Heading down we were caught in a maze of people, the steps were thawing in the afternoon sun and now that the snow ceased falling people were carefully walking back to the base. Believe it or not, but there were dozens of women in high heels on this hike, which flabbergasted me – what an unsafe decision for the sake of fashion.


After the Shrine, Josh and I succumb to the yakitori hawkers – Josh buying a sausage, me a chicken yakitori with peppers smothered in sauce. I am unsure of the sauce’s composition, but I know it was remarkable.


Continuing on our sightseeing afternoon we hopped aboard the bus and made our way to Gion for afternoon tea.


Gion is known today for its Geisha origins. Today the area is packed with shopping, kimono rental stores, women posing for photos dressed like geishas, and the red-light district. I read in lonely planet that arguably the most beautiful street in all of Asia was located in this section of Kyoto and so we set off in search of the gorgeous sight.

What we found first was the red light district, turns out Shinbashi-Dori street is half gentlemen’s clubs and half the oldest most well-preserved street lined with a trickling stream, bowing trees and wooden buildings. Its odd, but true and so we walked through the unwanted zone which thankfully at 1600 was closed up and dark, and then we arrived at the nice part of Shinbashi-Dori.

Lonely planet probably is right that this street could arguably be the most beautiful street in all of Asia; my travels through Asia are rather limited though so I can’t quite declare. Unfortunately, when Josh and I happened upon this section of the heritage sight street the snow was pummeling the earth like a linebacker does the opposing team. We could barely see the tops of the two story houses because the white snow was so thick.
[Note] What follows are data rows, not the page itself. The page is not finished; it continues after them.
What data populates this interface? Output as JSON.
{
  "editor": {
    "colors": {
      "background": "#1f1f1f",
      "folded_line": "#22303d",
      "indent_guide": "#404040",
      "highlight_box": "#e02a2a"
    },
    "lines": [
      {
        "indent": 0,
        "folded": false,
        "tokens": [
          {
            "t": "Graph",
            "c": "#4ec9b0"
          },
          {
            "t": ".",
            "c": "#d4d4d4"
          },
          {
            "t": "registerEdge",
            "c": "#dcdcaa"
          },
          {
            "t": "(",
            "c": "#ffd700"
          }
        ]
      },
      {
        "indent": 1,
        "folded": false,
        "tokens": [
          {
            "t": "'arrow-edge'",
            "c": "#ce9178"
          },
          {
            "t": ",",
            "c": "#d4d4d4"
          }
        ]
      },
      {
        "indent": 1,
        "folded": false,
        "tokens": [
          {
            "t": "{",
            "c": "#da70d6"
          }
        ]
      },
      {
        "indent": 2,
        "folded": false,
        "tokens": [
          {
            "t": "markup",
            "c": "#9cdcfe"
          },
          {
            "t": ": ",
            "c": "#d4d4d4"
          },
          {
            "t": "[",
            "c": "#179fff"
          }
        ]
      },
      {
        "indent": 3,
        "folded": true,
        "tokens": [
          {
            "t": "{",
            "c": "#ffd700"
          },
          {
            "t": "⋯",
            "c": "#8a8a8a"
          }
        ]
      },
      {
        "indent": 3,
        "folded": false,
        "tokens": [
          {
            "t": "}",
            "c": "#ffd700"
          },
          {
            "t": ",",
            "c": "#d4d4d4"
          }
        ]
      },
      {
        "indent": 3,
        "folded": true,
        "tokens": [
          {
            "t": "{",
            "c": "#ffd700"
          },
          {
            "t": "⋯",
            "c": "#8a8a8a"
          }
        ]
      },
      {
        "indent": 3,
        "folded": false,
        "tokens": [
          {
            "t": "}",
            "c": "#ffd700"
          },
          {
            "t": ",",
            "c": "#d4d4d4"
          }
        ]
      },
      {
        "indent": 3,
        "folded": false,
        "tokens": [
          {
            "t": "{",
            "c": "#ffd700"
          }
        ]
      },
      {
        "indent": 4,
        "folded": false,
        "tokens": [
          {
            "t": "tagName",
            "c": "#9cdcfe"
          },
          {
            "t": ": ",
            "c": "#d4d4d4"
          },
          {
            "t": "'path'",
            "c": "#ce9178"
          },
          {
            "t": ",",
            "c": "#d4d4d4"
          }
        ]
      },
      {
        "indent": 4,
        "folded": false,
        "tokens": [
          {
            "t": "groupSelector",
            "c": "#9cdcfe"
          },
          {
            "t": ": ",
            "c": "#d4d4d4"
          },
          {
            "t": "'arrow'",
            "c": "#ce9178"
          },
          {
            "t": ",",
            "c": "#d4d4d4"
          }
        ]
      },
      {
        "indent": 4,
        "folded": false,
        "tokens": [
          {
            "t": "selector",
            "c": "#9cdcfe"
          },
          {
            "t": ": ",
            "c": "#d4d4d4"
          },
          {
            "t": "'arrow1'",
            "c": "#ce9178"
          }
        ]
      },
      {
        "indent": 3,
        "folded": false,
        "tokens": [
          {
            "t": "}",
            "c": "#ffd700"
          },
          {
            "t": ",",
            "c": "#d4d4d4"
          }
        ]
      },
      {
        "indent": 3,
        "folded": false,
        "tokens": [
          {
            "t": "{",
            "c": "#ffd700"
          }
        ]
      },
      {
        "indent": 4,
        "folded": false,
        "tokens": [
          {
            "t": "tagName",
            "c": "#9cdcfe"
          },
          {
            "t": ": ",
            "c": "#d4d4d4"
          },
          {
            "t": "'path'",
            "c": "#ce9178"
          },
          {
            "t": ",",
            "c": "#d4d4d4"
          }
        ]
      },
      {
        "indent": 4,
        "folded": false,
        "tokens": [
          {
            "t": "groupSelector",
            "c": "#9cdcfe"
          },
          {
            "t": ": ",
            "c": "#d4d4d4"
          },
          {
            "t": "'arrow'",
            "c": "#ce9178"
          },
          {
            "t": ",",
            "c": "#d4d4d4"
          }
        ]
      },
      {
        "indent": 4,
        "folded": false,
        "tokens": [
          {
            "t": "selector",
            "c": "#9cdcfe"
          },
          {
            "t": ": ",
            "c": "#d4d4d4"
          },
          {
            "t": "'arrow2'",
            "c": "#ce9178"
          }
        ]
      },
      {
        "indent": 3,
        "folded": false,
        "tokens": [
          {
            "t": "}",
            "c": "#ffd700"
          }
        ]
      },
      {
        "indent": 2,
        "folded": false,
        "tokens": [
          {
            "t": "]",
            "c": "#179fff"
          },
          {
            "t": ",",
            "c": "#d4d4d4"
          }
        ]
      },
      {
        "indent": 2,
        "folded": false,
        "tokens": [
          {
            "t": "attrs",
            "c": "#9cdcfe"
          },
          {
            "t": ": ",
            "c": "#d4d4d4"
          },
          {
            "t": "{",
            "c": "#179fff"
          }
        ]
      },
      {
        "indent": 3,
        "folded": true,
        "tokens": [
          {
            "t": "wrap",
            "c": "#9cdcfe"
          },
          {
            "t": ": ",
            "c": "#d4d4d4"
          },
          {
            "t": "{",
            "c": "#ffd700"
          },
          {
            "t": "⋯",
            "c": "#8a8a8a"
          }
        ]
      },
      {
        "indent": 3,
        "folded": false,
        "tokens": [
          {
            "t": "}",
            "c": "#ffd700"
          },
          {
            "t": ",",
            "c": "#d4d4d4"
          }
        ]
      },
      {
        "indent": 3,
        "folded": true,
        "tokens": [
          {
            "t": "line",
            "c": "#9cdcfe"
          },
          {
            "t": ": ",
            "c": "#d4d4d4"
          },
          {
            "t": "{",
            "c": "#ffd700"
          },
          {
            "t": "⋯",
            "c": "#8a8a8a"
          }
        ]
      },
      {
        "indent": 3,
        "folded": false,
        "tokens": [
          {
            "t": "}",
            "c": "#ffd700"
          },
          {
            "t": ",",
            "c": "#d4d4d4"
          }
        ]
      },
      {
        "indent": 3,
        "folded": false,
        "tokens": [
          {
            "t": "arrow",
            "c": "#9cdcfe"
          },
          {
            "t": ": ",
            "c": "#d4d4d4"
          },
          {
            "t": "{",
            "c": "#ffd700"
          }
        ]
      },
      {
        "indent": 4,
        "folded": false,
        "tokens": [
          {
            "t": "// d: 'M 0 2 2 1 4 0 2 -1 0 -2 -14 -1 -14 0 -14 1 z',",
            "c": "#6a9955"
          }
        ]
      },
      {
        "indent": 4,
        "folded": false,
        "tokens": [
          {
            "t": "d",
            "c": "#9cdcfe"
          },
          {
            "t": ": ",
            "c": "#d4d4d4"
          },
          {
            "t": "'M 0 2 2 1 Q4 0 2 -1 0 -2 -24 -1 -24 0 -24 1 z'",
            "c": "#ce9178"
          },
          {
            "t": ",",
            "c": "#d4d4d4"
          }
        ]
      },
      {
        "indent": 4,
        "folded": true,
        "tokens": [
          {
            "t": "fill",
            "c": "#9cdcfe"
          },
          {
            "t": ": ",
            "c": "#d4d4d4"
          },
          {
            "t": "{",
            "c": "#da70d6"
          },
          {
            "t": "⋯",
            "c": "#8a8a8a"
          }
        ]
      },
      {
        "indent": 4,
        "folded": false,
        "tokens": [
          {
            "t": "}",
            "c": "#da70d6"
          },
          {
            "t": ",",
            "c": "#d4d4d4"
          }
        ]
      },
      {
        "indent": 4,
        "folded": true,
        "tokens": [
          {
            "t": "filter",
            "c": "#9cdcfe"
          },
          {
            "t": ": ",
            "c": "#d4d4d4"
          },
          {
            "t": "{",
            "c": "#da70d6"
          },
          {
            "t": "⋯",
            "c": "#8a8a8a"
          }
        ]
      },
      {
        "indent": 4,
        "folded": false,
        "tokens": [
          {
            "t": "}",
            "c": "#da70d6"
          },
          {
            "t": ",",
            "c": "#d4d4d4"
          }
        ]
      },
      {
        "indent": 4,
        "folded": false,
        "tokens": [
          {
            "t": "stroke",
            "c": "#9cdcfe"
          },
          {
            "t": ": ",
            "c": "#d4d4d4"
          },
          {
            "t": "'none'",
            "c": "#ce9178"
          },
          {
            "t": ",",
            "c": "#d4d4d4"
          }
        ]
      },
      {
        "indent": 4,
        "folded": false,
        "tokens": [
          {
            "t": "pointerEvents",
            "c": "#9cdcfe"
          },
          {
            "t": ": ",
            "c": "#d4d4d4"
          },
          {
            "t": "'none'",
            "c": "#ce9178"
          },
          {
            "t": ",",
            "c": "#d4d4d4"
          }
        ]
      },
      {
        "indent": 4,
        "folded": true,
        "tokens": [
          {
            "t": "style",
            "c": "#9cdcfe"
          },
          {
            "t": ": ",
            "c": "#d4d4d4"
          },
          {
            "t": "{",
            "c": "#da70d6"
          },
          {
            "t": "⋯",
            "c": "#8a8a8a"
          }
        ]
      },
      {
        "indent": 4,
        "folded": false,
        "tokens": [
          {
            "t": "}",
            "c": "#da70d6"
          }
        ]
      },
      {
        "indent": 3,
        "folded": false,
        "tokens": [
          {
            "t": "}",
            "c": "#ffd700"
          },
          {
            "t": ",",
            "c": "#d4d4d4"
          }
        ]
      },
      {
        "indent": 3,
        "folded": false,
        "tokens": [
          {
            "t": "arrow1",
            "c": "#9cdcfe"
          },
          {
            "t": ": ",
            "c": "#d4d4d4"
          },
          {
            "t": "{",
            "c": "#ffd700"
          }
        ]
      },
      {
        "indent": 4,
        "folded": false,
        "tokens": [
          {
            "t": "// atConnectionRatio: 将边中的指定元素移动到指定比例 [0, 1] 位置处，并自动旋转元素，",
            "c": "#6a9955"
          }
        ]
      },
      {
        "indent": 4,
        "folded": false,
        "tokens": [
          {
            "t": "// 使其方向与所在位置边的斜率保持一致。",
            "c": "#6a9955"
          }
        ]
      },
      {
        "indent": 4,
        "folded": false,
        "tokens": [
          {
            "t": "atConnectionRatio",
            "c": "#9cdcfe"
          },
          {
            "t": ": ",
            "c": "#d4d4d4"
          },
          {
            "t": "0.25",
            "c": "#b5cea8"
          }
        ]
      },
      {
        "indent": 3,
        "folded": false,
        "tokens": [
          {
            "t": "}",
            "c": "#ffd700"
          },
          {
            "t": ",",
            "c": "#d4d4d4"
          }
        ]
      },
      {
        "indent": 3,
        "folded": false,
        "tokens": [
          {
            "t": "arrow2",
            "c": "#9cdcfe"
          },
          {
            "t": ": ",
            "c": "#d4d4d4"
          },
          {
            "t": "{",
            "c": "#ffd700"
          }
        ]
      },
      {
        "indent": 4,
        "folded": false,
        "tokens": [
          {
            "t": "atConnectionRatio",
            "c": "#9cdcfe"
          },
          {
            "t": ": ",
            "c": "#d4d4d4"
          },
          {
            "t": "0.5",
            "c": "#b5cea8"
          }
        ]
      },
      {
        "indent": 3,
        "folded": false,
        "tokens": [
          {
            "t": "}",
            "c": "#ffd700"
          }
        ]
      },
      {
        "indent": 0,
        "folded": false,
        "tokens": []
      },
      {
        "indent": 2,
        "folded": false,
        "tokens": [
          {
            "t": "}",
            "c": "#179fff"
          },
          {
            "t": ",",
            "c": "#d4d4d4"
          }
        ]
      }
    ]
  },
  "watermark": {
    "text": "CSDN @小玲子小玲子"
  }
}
Nevertheless we snapped a few photos and circled back to our bus stop noting the gorgeous wooden beams and bamboo curtains that composed the homes.


Back at the Kyoto Station we pushed through throngs of humans and made reservations for a few bullet trains in the coming days then settled at HUB PUB for happy hour awaiting the Clapins.

The HUB was midway through the cheapest happy hour I’ve ever experienced! For the cost of $5 Josh and I were able to buy two large sized cocktails; yes, that’s $5 for TWO cocktails, not $5 apiece. It was remarkable. Before dinner the entire crew to include the Clapins partook in the awesome drink specials.

We then walked across the street and crammed six people around a booth made for four and devoured okonomiyaki. The beers persisted, the stories continuously shared, and the laughs grew deeper. We had an absolutely wonderful evening with family and retired with plans to meet for breakfast and a tour to Arashiyama the next day.